The “Twin Brothers” are Zeus’ sons, Castor and Pollux, Roman legends.


Acts 28:12

Syracuse was located on the eastern coast of Sicily.


Acts 28:13

Rhegium was located at the southern end of the toe of Italy. Puteoli was a port 200 miles north.


Acts 28:14

Paul had apparently gained the respect of his military escort to allow this seven day travel delay.


Acts 28:15

There were Christians in Rome who came down to the Appii Forum 35-40 miles south of Rome.


Acts 28:16

The entire trip from Caesarea to Rome had taken about four months.

Paul in Rome

17After three days he called together the local leaders of the Jews, and when they had gathered, he said to them, “Brothers, though I had done nothing against our people or the customs of our fathers, yet I was delivered as a prisoner from Jerusalem into the hands of the Romans. 18When they had examined me, they wished to set me at liberty, because there was no reason for the death penalty in my case. 19But because the Jews objected, I was compelled to appeal to Caesar—though I had no charge to bring against my nation. 20For this reason, therefore, I have asked to see you and speak with you, since it is because of the hope of Israel that I am wearing this chain.” 21And they said to him, “We have received no letters from Judea about you, and none of the brothers coming here has reported or spoken any evil about you. 22But we desire to hear from you what your views are, for with regard to this sect we know that everywhere it is spoken against.”

Acts 28:17

Eleven different synagogues of Jewish worshippers are identified in Rome by ancient sources.

23When they had appointed a day for him, they came to him at his lodging in greater numbers. From morning till evening he expounded to them, testifying to the kingdom of God and trying to convince them about Jesus both from the Law of Moses and from the Prophets. 24And some were convinced by what he said, but others disbelieved. 25And disagreeing among themselves, they departed after Paul had made one statement: “The Holy Spirit was right in saying to your fathers through Isaiah the prophet:

Acts 28:23

There are two meetings: 1) Paul is introduced to them and they discuss the occasion of his coming to Rome; 2) Paul is allowed to discuss the Old Testament Scriptures with them.
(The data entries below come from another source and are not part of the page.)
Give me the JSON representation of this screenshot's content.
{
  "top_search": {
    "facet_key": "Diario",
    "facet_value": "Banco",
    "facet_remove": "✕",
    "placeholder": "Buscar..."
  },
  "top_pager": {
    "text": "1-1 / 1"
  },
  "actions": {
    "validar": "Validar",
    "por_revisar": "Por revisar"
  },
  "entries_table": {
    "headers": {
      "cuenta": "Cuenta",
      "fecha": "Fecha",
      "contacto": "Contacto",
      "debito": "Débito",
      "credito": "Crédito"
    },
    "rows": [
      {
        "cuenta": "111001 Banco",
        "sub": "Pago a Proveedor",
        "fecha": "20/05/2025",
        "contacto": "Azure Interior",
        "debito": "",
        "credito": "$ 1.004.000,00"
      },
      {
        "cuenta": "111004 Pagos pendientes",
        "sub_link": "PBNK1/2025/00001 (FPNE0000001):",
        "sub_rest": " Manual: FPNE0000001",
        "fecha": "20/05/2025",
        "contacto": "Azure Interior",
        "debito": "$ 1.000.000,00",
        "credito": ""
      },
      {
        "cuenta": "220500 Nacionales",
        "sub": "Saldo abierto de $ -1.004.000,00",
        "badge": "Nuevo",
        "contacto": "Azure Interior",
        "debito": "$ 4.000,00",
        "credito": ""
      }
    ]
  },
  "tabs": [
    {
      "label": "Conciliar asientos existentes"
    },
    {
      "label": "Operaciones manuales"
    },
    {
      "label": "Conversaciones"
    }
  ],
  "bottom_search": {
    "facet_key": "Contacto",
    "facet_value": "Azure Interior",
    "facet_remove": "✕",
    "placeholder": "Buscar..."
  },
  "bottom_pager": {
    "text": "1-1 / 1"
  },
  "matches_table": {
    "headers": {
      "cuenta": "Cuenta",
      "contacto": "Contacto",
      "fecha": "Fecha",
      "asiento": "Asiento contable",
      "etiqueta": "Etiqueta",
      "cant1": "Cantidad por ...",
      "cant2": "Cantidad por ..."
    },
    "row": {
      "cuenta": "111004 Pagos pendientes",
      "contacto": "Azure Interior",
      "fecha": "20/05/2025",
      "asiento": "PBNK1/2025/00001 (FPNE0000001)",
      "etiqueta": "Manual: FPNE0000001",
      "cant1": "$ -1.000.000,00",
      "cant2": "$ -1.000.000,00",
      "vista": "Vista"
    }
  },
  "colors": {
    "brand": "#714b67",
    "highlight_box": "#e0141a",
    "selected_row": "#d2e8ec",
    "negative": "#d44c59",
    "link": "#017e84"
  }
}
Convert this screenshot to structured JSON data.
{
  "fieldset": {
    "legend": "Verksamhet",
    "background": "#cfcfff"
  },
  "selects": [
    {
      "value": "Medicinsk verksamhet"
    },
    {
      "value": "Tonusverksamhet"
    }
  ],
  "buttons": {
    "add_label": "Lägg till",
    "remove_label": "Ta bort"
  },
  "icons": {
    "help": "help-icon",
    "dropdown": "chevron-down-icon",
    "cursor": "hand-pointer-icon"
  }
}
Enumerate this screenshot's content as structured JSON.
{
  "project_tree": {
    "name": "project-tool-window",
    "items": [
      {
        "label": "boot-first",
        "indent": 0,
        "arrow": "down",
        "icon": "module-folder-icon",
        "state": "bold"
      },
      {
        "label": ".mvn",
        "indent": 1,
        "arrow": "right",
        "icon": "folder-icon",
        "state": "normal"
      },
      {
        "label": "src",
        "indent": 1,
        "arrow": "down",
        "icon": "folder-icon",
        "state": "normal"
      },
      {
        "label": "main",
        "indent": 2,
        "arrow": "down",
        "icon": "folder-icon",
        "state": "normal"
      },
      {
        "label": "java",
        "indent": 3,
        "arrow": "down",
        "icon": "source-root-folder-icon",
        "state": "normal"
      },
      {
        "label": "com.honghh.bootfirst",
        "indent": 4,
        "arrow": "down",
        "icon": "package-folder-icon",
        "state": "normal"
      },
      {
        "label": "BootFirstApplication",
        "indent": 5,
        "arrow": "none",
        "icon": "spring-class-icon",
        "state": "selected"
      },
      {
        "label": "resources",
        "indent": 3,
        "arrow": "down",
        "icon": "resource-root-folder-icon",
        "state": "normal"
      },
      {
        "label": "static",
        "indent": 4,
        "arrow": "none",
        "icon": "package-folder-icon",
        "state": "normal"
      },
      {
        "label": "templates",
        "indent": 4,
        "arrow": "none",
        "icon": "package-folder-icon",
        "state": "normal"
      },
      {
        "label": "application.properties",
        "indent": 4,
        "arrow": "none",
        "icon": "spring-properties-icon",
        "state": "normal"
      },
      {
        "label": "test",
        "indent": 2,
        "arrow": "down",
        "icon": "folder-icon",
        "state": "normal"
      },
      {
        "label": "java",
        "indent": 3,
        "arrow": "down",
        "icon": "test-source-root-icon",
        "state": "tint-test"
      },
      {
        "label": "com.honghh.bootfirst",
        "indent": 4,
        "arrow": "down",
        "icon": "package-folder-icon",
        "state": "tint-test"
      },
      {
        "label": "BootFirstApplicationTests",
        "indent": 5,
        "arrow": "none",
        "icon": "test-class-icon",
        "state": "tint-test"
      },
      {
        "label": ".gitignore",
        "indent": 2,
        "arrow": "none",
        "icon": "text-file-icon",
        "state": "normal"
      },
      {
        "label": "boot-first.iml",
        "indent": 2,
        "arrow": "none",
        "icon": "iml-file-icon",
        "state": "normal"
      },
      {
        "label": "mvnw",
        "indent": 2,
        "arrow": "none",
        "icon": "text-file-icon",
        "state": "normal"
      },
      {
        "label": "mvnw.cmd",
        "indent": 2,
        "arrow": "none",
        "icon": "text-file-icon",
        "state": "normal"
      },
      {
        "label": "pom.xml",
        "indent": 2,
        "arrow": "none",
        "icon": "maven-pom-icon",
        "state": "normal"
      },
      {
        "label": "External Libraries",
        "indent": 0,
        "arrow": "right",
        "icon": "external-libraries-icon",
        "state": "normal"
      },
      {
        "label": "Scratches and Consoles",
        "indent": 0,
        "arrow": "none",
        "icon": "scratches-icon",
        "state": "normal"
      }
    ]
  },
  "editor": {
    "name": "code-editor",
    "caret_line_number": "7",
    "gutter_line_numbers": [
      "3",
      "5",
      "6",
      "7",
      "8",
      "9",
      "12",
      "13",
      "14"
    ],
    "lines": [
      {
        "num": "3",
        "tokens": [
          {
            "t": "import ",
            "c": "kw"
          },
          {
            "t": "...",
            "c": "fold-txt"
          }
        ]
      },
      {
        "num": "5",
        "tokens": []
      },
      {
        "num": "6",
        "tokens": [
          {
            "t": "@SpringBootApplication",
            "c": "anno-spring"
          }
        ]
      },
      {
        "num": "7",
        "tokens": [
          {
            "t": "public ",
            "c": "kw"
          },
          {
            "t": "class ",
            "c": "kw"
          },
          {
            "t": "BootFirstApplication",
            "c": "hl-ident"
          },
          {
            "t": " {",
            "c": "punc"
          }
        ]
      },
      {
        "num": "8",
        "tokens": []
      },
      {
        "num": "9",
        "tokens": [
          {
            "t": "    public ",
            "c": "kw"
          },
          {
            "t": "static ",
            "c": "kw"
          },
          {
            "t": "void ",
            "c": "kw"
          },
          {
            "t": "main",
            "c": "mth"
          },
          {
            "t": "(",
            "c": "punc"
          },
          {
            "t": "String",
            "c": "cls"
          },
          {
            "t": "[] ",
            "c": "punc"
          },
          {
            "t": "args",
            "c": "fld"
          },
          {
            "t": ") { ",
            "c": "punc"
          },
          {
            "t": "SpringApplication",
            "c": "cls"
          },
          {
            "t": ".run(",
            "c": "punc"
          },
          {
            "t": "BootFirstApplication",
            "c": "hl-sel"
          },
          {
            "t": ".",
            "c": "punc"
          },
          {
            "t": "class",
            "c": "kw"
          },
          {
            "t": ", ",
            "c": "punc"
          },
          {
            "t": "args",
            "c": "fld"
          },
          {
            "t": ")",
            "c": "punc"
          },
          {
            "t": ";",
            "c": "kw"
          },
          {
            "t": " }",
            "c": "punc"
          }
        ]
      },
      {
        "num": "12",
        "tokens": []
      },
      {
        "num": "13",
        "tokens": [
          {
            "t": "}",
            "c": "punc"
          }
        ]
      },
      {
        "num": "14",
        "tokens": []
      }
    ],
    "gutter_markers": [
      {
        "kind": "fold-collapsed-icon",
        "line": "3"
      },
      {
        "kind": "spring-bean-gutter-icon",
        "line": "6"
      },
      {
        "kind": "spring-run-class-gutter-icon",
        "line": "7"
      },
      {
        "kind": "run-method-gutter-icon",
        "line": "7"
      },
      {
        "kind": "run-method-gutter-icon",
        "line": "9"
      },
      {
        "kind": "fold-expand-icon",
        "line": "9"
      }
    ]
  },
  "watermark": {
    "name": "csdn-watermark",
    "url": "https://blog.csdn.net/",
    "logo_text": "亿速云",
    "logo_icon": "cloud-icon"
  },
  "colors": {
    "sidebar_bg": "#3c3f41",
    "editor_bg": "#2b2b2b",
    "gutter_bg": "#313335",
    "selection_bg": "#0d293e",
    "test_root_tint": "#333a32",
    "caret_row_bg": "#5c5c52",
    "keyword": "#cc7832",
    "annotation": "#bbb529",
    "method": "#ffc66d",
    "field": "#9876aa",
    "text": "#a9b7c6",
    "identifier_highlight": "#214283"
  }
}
26“‘Go to this people, and say, You will indeed hear but never understand, and you will indeed see but never perceive. 27For this people's heart has grown dull, and with their ears they can barely hear, and their eyes they have closed; lest they should see with their eyes and hear with their ears and understand with their heart and turn, and I would heal them.’

Acts 28:26

This Scripture is found in Isaiah 6:9,10.

28Therefore let it be known to you that this salvation of God has been sent to the Gentiles; they will listen.”[6]

Acts 28:28

Again the cause of dispute between Paul and the Jews is his teaching that Gentiles are proper subjects of the gospel in fulfillment of their own Scriptures.

30He lived there two whole years at his own expense,[7] and welcomed all who came to him, 31proclaiming the kingdom of God and teaching about the Lord Jesus Christ with all boldness and without hindrance.

Perspectives

God used special miraculous events to create an atmosphere for acceptance of the gospel in the first century church before the written word was available to them.

All of us should use every opportunity, even under adverse circumstances, to obey and preach Christ.

All mankind (Jews and Gentiles) are granted God’s grace and admission to Christ’s church.